Валечка довольно хихикнула и исчезла за закрытой дверью.
– Что мертва? Как мертва? – понес глупость несусветную Воскобойников. – Я не понял ни черта! Ты не ошибся, нет?
– Мертвее мертвых. Я не ошибся. У нее пробита голова. Дырка в черепе, кровь на полу в кухне, – глухим голосом начал перечислять Боголюбов. – Глаза открыты, смотрят в потолок. Рот открыт. Кричала, наверное, когда ее убивали.
– Черт!!! – ахнул Воскобойников, до него наконец дошло. – Это не ты ее, случайно?!
– Она мертва по меньшей мере сутки, – успокоил его Боголюбов. – Когда меня увозили, Алика меня провожала, можешь спросить своих.
– Спрошу, не сомневайся, – проскрипел Воскобойников и тут же потянулся рукой к домашнему телефону. – Ты полицию вызвал?
– Нет, вам сразу позвонил.
– Хоть на этом спасибо, – проворчал Олег. – Погоди, я своих вызову…
Боголюбов терпеливо ждал, пока Олег организовывает выезд оперативников и экспертов.
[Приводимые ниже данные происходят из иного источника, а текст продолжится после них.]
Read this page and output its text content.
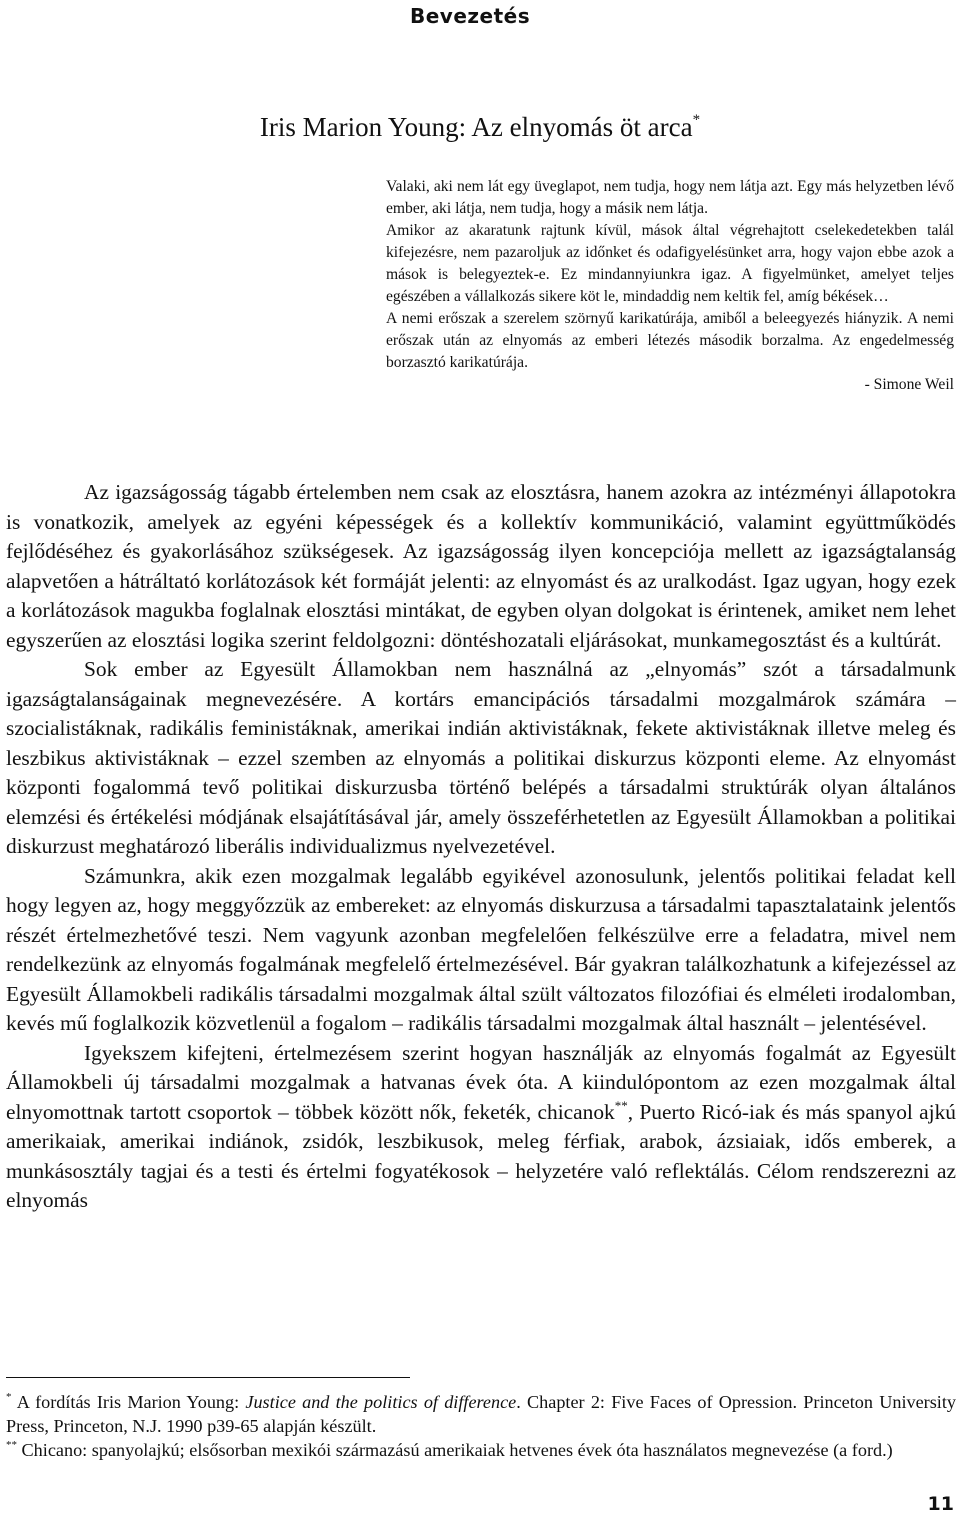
Bevezetés
Iris Marion Young: Az elnyomás öt arca*

Valaki, aki nem lát egy üveglapot, nem tudja, hogy nem látja azt. Egy más helyzetben lévő ember, aki látja, nem tudja, hogy a másik nem látja.

Amikor az akaratunk rajtunk kívül, mások által végrehajtott cselekedetekben talál kifejezésre, nem pazaroljuk az időnket és odafigyelésünket arra, hogy vajon ebbe azok a mások is belegyeztek-e. Ez mindannyiunkra igaz. A figyelmünket, amelyet teljes egészében a vállalkozás sikere köt le, mindaddig nem keltik fel, amíg békések…

A nemi erőszak a szerelem szörnyű karikatúrája, amiből a beleegyezés hiányzik. A nemi erőszak után az elnyomás az emberi létezés második borzalma. Az engedelmesség borzasztó karikatúrája.

- Simone Weil

Az igazságosság tágabb értelemben nem csak az elosztásra, hanem azokra az intézményi állapotokra is vonatkozik, amelyek az egyéni képességek és a kollektív kommunikáció, valamint együttműködés fejlődéséhez és gyakorlásához szükségesek. Az igazságosság ilyen koncepciója mellett az igazságtalanság alapvetően a hátráltató korlátozások két formáját jelenti: az elnyomást és az uralkodást. Igaz ugyan, hogy ezek a korlátozások magukba foglalnak elosztási mintákat, de egyben olyan dolgokat is érintenek, amiket nem lehet egyszerűen az elosztási logika szerint feldolgozni: döntéshozatali eljárásokat, munkamegosztást és a kultúrát.

Sok ember az Egyesült Államokban nem használná az „elnyomás” szót a társadalmunk igazságtalanságainak megnevezésére. A kortárs emancipációs társadalmi mozgalmárok számára – szocialistáknak, radikális feministáknak, amerikai indián aktivistáknak, fekete aktivistáknak illetve meleg és leszbikus aktivistáknak – ezzel szemben az elnyomás a politikai diskurzus központi eleme. Az elnyomást központi fogalommá tevő politikai diskurzusba történő belépés a társadalmi struktúrák olyan általános elemzési és értékelési módjának elsajátításával jár, amely összeférhetetlen az Egyesült Államokban a politikai diskurzust meghatározó liberális individualizmus nyelvezetével.

Számunkra, akik ezen mozgalmak legalább egyikével azonosulunk, jelentős politikai feladat kell hogy legyen az, hogy meggyőzzük az embereket: az elnyomás diskurzusa a társadalmi tapasztalataink jelentős részét értelmezhetővé teszi. Nem vagyunk azonban megfelelően felkészülve erre a feladatra, mivel nem rendelkezünk az elnyomás fogalmának megfelelő értelmezésével. Bár gyakran találkozhatunk a kifejezéssel az Egyesült Államokbeli radikális társadalmi mozgalmak által szült változatos filozófiai és elméleti irodalomban, kevés mű foglalkozik közvetlenül a fogalom – radikális társadalmi mozgalmak által használt – jelentésével.

Igyekszem kifejteni, értelmezésem szerint hogyan használják az elnyomás fogalmát az Egyesült Államokbeli új társadalmi mozgalmak a hatvanas évek óta. A kiindulópontom az ezen mozgalmak által elnyomottnak tartott csoportok – többek között nők, feketék, chicanok**, Puerto Ricó-iak és más spanyol ajkú amerikaiak, amerikai indiánok, zsidók, leszbikusok, meleg férfiak, arabok, ázsiaiak, idős emberek, a munkásosztály tagjai és a testi és értelmi fogyatékosok – helyzetére való reflektálás. Célom rendszerezni az elnyomás

* A fordítás Iris Marion Young: Justice and the politics of difference. Chapter 2: Five Faces of Opression. Princeton University Press, Princeton, N.J. 1990 p39-65 alapján készült.

** Chicano: spanyolajkú; elsősorban mexikói származású amerikaiak hetvenes évek óta használatos megnevezése (a ford.)

11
Потом, когда тот перестал болтать с дежурным, вздохнул ему прямо в ухо:
– Что мне делать?
– Сиди там и ни к чему не прикасайся, понял? – приказал Олег.
– Я и так ни к чему не прикасался, – соврал Сергей.
Он успел уже стащить мобильник Алики и свой фальшивый паспорт. Телефон отключил и сунул в карман. А паспорт сунул под стельку в ботинок. Не дай бог, его стану ощупывать прибывшие опера, труба дело! Снова запрут! Доказывай, что не верблюд и что никакого отношения к этой ксиве не имеешь.
Алика подтвердить его слова не сможет. Уже не сможет. Она мертва.
Боголюбов бросил тоскливый взгляд на освещенные окна кухни. Там, за этими светящимися прямоугольниками гнездилась беда, вцепившись костлявыми пальцами в каждый выступ.
Кто?! Кто мог убить ее?! Кто навестил ее и перерыл вверх дном весь ее дом?! Что искал?! Может, какие-то записи или ее телефон?
Сам Боголюбов обнаружил ее телефон под одним из кухонных шкафов. Обнаружил, когда упал на колени рядом с мертвой Аликой. Когда склонил голову над ней и, давясь неожиданным горем, завыл хрипло и протяжно.
Он уже и не думал, что способен чувствовать такую боль после смерти сына и жены. Был уверен, что все омертвело в нем, покрылось толстой коркой коросты. И не думал, что снова сможет испытать, как разрывается сердце на сотни осколков, которые начинают отчаянно колотиться в каждой клетке тела.